A Marvel Studios alcançou um status tão forte entre seus fãs e parte da crítica que passou a ser difícil se posicionar com reservas a respeito de alguns dos seus filmes ou do seu projeto cinematográfico sem que o porta-voz dessa percepção sofra algum tipo de censura. Mérito total de um estúdio que praticamente consolidou uma fórmula eficiente de comunicação com o seu público instituindo uma gramática para filmes de super-heróis que até a concorrência mira vez ou outra. No entanto, ainda que seus fãs celebrem títulos como Capitão América: Guerra Civil, Homem-Aranha: De Volta ao Lar e Thor: Ragnarok, muitas vezes de maneira excessivamente entusiasmada como verdadeiras revoluções cinematográficas, nenhum deles chega a fazer o que Pantera Negra faz pelo catálogo do estúdio ao ir na contramão do esperado humor adolescente que freia qualquer impacto dramático na narrativa como se ceder à urgência da trama afugentasse sua plateia cativa. Próximo de Pantera Negra, apenas Capitão América: Soldado Invernal.
O filme de Ryan Coogler trata com maturidade o seu universo fantástico, sem recorrer ao cinismo e a autorreferência que muitas vezes fazem com que os filmes do estúdio se transformem em obras efêmeras. Ao contar a história do príncipe T'Challa assumindo o trono de Wakanda e tudo o que vem junto com o título, incluindo a identidade do Pantera Negra e a responsabilidade de administrar a riqueza que o fictício país africano esconde a "sete chaves", Coogler desenvolve uma série de temas relacionados às relações políticas internacionais de exploração dos povos legadas pela história e, sobretudo, o preconceito racial que manifesta problemas localizados na sociedade, entre eles, o ódio e a violência que se ramifica ao longo do tempo. Tudo isso é desenvolvido com maturidade por um roteiro e direção que consegue provar que não é necessário ser infantil ou sisudo demais para oferecer uma obra de fantasia comercialmente viável e minimamente marcante do ponto para o espectador, algo que, honestamente, poucas vezes vimos nos longas de super-heróis recentemente, sejam eles com o selo da Marvel ou da DC Comics.

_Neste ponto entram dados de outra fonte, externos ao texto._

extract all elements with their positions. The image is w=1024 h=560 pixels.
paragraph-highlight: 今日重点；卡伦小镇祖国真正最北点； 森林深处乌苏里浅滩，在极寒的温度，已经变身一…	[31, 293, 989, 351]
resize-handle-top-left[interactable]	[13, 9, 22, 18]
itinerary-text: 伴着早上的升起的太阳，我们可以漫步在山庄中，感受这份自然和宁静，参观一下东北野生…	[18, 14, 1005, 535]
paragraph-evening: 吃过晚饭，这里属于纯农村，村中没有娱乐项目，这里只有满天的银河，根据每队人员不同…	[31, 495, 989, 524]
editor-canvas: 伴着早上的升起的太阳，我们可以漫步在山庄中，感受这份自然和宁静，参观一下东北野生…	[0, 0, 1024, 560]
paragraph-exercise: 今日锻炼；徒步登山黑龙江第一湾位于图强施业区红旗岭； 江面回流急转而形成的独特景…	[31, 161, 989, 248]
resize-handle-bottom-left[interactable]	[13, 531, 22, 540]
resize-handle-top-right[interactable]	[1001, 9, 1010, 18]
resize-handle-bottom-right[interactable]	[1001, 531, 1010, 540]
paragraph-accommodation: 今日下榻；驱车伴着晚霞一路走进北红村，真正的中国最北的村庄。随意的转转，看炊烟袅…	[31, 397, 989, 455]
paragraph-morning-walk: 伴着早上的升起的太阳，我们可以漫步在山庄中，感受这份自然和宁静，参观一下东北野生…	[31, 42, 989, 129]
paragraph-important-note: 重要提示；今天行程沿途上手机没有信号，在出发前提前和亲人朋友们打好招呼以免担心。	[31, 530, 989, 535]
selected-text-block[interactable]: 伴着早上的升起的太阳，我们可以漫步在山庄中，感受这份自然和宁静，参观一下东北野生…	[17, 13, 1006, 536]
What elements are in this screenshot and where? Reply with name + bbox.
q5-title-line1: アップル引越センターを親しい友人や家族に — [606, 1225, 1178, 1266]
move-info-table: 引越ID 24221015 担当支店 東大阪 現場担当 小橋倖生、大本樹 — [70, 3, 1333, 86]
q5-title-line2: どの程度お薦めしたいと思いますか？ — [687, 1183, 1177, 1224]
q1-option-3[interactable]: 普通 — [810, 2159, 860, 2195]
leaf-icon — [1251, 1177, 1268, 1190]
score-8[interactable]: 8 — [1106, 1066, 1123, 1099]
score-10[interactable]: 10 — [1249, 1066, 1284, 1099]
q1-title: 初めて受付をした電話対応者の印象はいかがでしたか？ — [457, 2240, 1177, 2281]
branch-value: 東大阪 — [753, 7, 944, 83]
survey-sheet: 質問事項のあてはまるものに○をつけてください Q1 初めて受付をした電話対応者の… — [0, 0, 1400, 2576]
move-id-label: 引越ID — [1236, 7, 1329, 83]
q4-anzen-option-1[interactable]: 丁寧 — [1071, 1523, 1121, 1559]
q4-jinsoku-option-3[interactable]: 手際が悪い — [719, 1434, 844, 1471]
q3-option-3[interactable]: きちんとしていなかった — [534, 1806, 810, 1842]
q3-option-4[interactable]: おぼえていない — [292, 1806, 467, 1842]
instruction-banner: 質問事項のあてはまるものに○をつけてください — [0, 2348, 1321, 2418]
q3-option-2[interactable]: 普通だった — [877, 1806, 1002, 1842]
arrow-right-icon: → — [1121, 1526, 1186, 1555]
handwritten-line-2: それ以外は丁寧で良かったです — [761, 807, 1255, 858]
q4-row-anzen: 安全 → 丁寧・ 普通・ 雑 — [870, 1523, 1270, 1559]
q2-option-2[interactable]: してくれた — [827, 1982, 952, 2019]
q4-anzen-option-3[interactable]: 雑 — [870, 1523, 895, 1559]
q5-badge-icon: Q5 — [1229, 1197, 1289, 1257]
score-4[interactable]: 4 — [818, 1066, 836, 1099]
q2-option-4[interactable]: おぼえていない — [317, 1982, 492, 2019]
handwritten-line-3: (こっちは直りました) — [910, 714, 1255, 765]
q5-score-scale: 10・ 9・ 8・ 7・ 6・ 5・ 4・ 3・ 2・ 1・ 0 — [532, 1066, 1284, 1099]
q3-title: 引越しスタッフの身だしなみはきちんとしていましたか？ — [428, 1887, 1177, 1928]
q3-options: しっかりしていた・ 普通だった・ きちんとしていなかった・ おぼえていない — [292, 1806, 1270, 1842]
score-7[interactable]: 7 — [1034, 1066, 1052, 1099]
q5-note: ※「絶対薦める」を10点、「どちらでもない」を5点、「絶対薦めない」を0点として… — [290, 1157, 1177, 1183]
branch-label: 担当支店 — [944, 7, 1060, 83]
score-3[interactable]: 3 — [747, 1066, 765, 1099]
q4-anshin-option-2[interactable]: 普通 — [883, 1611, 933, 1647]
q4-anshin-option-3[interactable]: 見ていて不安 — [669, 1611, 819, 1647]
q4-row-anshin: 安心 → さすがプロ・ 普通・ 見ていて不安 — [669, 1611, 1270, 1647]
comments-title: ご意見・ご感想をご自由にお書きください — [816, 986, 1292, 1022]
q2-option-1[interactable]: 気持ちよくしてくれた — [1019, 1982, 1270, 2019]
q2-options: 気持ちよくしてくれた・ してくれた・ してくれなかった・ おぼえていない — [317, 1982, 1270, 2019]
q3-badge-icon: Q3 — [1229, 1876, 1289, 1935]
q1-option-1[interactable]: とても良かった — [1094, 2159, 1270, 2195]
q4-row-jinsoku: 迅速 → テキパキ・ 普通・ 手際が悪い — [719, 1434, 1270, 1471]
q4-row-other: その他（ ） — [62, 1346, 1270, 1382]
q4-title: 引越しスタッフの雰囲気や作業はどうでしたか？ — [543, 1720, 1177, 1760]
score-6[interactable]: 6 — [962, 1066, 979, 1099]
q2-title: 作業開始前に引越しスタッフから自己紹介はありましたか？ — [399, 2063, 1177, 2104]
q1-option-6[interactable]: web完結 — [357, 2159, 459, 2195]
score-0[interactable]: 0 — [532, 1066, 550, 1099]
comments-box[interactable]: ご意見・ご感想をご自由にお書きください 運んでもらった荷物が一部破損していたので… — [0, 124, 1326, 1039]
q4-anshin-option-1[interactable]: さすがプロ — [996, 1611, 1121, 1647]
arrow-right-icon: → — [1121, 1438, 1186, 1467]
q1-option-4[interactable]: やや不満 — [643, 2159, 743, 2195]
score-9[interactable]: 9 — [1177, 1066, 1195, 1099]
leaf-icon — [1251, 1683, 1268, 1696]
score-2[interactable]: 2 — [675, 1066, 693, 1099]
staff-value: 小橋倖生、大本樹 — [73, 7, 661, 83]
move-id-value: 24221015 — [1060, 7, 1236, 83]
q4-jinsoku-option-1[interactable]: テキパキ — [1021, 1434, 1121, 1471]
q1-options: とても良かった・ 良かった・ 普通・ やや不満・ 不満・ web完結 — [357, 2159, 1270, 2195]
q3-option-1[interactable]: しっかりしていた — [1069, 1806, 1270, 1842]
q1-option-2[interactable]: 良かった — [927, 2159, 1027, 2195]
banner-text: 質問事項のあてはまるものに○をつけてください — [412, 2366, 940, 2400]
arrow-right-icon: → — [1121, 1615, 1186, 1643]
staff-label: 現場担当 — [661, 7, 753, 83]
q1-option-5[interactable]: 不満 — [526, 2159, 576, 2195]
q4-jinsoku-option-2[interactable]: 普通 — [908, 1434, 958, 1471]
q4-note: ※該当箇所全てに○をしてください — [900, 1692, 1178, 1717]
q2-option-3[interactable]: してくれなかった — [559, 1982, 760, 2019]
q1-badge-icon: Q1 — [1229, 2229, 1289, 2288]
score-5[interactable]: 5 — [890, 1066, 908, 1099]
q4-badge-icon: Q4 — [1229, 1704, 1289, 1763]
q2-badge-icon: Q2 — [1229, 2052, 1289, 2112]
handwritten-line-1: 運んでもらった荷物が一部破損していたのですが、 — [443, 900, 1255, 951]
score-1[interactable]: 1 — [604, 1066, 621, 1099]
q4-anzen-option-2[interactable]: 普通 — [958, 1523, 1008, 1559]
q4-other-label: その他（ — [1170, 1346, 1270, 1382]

Com sua trama de conflitos familiares e sucessões de trono atreladas a metáforas a respeito de problemas sociais e da geopolítica, Pantera Negra ainda consegue desenvolver uma mitologia riquíssima em torno da fictícia Wakanda e das complexas relações políticas e afetivas tensionadas pelos seus personagens. Os habitantes dessa mitologia possuem, por vezes, percepções divergentes sobre a maneira como a riqueza de Wakanda deve ser administrada (protegida localmente para proteger os povos que a habitam ou compartilhá-la com o mundo?), bem como códigos de conduta particulares (dever a Wakanda, independente de quem assume o trono e em que circunstâncias, ou às relações de afeto e respeito que são criadas?). Tudo isso faz com que o filme ofereça para o espectador um mosaico de personagens interessantes que, a todo instante, provoca o público a considerar pontos de vista e repensar julgamentos sobre as ações provocadas, mesmo quando o foco das atenções é o vilão muito bem interpretado por Michael B. Jordan.
Desde Capitão América: Soldado Invernal de 2014, a Marvel não oferecia uma obra capaz de deixar de lado a segurança de uma fórmula de sucesso para abraçar novos horizontes, além da potencialidade a ser explorada pelo universo peculiar de um dos seus personagens. Seria demais esperar que os próximos filmes do estúdio tivessem 1/10 da relevância de Pantera Negra porque possivelmente o rolo compressor da indústria deve legar um exemplar como esse num hiato relativamente longo de tempo. No entanto, é interessante que um evento assim seja realmente localizado na filmografia para conseguirmos distinguir aquilo que de fato é singular no catálogo da Marvel Studios daquilo que somente aparenta ser revolucionário mas que no fundo segue um "manjado" protocolo dos filmes de super-heróis. Pantera Negra é outra história.
Black Panther, 2018. Dir.: Ryan Coogler. Roteiro: Ryan Coogler e Joe Robert Cole. Elenco: Chadwick Boseman, Michael B. Jordan, Lupita Nyong'o, Danai Gurira, Letitia Wright, Angela Bassett, Forest Whitaker, Andy Serkis, Sterling K. Brown, Martin Freeman, Daniel Kaluuya, Winston Duke. Disney, 134 min.